December 14, 2017 • East Africa, Finance, North Africa, Southern Africa, Top Stories, West Africa

New reports highlight talent gaps that exist in Africa’s Fintech landscape

New reports highlight talent gaps that exist in Africa’s Fintech landscape.

The Digital Frontiers Institute (DFI) has released two new reports that aim to provide better understand and address human talent gaps that exist in Africa’s Fintech landscape. The 2017 Fintech Talent Africa Leadership and Employee Engagement Report and the 2017 Fintech Talent Africa Compensation Report provide data and insights for business leaders and entrepreneurs to help attract and retain the best people in Africa’s increasingly competitive financial technology industry.

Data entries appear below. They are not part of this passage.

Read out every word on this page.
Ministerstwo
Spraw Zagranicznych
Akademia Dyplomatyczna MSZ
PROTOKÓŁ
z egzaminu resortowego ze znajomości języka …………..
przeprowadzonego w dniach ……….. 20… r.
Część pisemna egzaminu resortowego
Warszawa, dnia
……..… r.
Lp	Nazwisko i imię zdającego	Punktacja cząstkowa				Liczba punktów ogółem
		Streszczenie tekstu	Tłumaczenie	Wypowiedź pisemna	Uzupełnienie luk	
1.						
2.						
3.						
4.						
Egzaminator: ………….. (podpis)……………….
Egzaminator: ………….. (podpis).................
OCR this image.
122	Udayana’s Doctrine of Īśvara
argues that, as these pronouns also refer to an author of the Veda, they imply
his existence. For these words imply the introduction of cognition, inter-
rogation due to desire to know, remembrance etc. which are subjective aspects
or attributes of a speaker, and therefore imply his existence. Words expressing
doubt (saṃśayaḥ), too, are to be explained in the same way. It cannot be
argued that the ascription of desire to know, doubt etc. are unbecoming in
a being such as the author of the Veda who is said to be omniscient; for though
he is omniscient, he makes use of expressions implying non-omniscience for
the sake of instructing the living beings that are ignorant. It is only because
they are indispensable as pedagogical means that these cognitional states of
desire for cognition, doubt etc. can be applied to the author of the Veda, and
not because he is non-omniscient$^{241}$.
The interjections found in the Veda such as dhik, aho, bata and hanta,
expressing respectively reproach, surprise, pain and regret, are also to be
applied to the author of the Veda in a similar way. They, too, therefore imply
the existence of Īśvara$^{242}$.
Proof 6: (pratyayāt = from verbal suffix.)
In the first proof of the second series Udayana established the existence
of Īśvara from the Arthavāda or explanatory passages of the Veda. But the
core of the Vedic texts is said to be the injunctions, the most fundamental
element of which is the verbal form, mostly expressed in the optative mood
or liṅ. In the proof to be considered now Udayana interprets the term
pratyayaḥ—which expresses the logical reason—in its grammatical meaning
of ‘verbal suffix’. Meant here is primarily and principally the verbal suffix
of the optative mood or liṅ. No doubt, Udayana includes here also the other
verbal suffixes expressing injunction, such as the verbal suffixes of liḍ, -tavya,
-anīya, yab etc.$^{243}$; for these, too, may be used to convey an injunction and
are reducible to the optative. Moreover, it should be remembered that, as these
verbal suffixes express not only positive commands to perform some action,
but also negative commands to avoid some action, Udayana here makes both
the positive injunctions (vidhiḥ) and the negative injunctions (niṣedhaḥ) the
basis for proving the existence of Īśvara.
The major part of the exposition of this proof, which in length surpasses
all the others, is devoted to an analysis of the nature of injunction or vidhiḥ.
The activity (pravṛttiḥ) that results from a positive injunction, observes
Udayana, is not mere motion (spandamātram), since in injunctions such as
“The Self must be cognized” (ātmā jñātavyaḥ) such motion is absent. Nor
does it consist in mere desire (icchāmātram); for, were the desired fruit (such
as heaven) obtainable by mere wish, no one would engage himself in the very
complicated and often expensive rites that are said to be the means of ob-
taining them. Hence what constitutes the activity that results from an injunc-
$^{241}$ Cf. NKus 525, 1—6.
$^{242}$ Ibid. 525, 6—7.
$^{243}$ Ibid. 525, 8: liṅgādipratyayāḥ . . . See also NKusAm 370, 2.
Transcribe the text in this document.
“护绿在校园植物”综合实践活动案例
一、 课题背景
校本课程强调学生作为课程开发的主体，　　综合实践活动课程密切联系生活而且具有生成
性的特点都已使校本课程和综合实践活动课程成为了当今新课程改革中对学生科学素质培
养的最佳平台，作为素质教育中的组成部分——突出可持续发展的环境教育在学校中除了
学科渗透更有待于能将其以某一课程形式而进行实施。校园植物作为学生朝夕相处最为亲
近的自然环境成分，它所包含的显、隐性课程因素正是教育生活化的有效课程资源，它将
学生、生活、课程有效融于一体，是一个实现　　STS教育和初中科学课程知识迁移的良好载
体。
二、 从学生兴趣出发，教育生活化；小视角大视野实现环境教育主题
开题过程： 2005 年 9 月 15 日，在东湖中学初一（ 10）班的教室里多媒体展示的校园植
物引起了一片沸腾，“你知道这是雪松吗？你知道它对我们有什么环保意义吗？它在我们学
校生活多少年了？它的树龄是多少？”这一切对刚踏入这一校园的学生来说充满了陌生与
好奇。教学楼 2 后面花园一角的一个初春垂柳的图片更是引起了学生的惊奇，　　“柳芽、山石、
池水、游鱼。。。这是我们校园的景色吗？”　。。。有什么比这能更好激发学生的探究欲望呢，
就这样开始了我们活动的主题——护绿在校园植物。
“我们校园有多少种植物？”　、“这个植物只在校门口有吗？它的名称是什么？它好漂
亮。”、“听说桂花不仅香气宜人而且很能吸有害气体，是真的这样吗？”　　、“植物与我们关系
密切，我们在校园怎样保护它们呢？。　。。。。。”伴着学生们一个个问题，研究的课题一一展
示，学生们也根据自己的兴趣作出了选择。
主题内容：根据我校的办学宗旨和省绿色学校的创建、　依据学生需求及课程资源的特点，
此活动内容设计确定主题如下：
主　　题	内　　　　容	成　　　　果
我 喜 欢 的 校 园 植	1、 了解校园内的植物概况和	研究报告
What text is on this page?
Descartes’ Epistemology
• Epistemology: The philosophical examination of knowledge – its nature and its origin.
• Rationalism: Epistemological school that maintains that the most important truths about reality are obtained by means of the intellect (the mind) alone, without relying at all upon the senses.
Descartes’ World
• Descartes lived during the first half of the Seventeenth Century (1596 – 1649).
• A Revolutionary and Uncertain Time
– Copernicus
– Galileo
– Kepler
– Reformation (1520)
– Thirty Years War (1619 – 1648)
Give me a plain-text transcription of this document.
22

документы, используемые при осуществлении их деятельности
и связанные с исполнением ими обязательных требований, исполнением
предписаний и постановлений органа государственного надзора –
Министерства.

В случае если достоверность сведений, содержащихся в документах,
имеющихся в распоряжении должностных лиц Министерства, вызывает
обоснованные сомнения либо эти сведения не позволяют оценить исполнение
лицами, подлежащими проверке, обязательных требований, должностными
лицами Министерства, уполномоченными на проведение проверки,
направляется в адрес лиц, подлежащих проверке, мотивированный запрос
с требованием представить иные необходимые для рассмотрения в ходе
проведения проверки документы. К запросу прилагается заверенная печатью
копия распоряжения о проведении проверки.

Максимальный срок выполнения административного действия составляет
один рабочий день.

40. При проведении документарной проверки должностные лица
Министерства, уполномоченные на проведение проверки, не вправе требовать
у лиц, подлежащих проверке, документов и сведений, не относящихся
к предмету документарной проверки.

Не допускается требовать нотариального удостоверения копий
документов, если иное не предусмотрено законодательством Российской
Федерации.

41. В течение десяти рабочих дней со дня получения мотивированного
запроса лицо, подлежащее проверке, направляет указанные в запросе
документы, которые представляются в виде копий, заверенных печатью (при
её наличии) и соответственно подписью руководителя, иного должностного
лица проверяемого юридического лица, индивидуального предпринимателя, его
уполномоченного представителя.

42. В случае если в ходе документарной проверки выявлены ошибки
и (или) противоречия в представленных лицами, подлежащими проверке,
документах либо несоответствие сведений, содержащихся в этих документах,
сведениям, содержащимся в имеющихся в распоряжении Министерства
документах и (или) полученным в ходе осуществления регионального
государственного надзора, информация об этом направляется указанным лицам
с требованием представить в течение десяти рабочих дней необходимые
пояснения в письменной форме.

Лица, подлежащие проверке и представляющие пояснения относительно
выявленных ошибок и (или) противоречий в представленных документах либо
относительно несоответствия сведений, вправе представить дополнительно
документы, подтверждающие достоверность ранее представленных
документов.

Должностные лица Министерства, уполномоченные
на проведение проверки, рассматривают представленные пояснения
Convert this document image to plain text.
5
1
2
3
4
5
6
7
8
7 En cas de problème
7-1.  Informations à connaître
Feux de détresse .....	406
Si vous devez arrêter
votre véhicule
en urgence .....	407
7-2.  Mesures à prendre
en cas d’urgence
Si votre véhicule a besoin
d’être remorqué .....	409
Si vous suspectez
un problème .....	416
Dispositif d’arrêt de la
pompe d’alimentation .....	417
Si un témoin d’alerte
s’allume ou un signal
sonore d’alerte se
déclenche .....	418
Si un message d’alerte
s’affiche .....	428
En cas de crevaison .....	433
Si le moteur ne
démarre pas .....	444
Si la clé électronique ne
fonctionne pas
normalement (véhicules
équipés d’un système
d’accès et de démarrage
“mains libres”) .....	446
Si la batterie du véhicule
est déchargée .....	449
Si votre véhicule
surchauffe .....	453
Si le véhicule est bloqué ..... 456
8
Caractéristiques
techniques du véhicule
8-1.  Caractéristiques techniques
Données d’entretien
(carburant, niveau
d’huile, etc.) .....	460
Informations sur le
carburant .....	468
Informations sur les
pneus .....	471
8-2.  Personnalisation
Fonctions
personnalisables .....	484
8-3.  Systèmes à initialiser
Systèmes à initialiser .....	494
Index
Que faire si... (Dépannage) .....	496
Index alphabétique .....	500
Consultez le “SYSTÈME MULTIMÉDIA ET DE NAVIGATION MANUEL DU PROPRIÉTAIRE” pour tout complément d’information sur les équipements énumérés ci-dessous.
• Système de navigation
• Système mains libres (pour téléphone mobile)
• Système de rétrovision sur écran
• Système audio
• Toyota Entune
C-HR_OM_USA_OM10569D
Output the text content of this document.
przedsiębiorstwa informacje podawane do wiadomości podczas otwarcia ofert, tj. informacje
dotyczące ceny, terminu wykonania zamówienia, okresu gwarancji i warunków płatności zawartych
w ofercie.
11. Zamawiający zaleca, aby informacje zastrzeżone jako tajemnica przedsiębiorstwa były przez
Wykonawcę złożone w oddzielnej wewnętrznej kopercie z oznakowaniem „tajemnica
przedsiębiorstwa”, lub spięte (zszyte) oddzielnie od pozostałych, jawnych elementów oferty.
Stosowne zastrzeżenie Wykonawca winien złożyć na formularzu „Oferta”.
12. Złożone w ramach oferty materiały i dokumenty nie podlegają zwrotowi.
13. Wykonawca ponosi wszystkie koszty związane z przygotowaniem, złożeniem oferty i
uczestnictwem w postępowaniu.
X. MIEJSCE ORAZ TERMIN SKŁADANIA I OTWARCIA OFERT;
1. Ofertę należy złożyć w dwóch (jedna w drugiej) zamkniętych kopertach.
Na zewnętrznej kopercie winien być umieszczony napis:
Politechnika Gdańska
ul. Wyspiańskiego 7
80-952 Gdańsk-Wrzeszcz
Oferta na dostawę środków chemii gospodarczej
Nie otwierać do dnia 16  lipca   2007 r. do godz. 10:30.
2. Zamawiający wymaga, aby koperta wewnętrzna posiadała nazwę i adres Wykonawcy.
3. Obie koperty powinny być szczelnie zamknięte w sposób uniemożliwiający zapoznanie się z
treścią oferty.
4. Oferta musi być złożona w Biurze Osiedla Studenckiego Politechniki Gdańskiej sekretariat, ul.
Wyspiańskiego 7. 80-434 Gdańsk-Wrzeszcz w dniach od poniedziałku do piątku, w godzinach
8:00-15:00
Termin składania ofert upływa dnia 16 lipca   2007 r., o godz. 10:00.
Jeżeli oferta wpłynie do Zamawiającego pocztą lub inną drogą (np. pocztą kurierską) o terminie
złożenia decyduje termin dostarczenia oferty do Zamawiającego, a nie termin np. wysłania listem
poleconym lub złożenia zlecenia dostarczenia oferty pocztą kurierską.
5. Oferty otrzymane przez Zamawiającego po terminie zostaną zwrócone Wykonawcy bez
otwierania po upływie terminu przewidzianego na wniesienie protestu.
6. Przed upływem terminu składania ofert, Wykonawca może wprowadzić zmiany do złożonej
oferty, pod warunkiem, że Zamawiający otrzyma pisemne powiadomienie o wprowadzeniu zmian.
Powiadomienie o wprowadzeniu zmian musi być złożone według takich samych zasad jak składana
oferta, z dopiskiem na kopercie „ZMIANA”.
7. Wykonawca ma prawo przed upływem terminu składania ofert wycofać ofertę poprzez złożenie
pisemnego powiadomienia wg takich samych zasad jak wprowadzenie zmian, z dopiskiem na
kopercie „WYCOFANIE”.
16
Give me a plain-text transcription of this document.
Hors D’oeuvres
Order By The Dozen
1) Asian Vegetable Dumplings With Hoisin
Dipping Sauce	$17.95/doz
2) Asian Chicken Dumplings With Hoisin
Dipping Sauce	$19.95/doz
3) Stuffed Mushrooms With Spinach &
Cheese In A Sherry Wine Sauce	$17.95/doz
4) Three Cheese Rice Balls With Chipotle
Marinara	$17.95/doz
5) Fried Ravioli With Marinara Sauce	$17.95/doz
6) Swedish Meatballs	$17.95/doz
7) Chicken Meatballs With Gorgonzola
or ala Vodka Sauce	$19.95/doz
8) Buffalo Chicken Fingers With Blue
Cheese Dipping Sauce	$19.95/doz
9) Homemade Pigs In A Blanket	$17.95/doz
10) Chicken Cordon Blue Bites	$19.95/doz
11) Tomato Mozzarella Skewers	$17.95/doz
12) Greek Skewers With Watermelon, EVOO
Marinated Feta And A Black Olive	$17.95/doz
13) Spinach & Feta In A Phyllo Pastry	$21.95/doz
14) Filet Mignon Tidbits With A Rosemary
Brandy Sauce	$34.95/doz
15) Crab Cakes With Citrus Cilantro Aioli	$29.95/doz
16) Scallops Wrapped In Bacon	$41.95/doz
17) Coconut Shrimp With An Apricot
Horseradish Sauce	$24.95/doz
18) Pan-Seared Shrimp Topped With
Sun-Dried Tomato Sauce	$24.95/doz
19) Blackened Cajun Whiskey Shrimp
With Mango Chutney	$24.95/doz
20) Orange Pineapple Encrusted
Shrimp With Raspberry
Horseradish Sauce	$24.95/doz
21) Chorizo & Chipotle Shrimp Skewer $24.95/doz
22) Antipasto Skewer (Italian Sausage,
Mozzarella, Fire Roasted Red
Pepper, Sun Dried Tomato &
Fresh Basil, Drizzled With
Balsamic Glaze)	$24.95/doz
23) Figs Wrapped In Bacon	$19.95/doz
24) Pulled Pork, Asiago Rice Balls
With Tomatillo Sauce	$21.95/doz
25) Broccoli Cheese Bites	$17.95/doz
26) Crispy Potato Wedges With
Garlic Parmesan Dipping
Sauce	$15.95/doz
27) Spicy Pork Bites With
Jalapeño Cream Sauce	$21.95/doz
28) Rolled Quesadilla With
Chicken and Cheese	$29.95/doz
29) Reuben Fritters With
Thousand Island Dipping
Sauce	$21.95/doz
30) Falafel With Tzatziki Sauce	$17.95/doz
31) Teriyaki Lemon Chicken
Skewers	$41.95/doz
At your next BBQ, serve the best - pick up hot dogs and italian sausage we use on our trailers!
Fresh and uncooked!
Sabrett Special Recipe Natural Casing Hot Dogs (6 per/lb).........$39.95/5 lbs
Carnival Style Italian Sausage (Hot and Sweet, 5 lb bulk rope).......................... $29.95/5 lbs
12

“There is far too little Fintech talent in Africa, and companies in the industry are feeling the pinch,” said Gavin Krugel, CEO of the Digital Frontiers Institute. “This human capacity gap is leading to escalating human capital costs and hiring delays, stalling business progress within the Fintech industry. Through our research insights and work to develop Fintech management, we aim to help digital finance professionals worldwide cultivate the necessary capabilities and capacity to shape and contribute to more efficient, effective and inclusive financial services.”

With funding from Omidyar Network, this comprehensive report draws on data collected through a cross-sectoral survey of more than 400 leaders, managers and professionals across 69 organisations and 10 sub-Saharan African countries. Among the reports’ key findings:

Salary Comparisons by Country: countries such as Kenya and Nigeria consistently rank the highest when it comes to remuneration packages for staff across all levels of expertise, while more developed digital economies such as South Africa, with the largest pool of respondents, consistently rank in the middle and lower tiers of compensation packages.

Gender Gap: Similar to current trends in technology and finance industries globally, women are underrepresented at Fintech companies across Africa, both in leadership and operational roles. Of the more than 400 professionals who participated in the survey, only 12.5 percent were women, and on average, women made up 39 percent of teams in Fintech.

The reports also explore the reasons behind disparities and provide advice on what can be done to resolve challenges in recruiting and retaining talent. Ultimately, the reports can empower leaders and decision-makers in the African Fintech industry to improve capacity planning, talent development, and remuneration and retention practices, maximizing their opportunities in one of the world’s fastest-growing industries.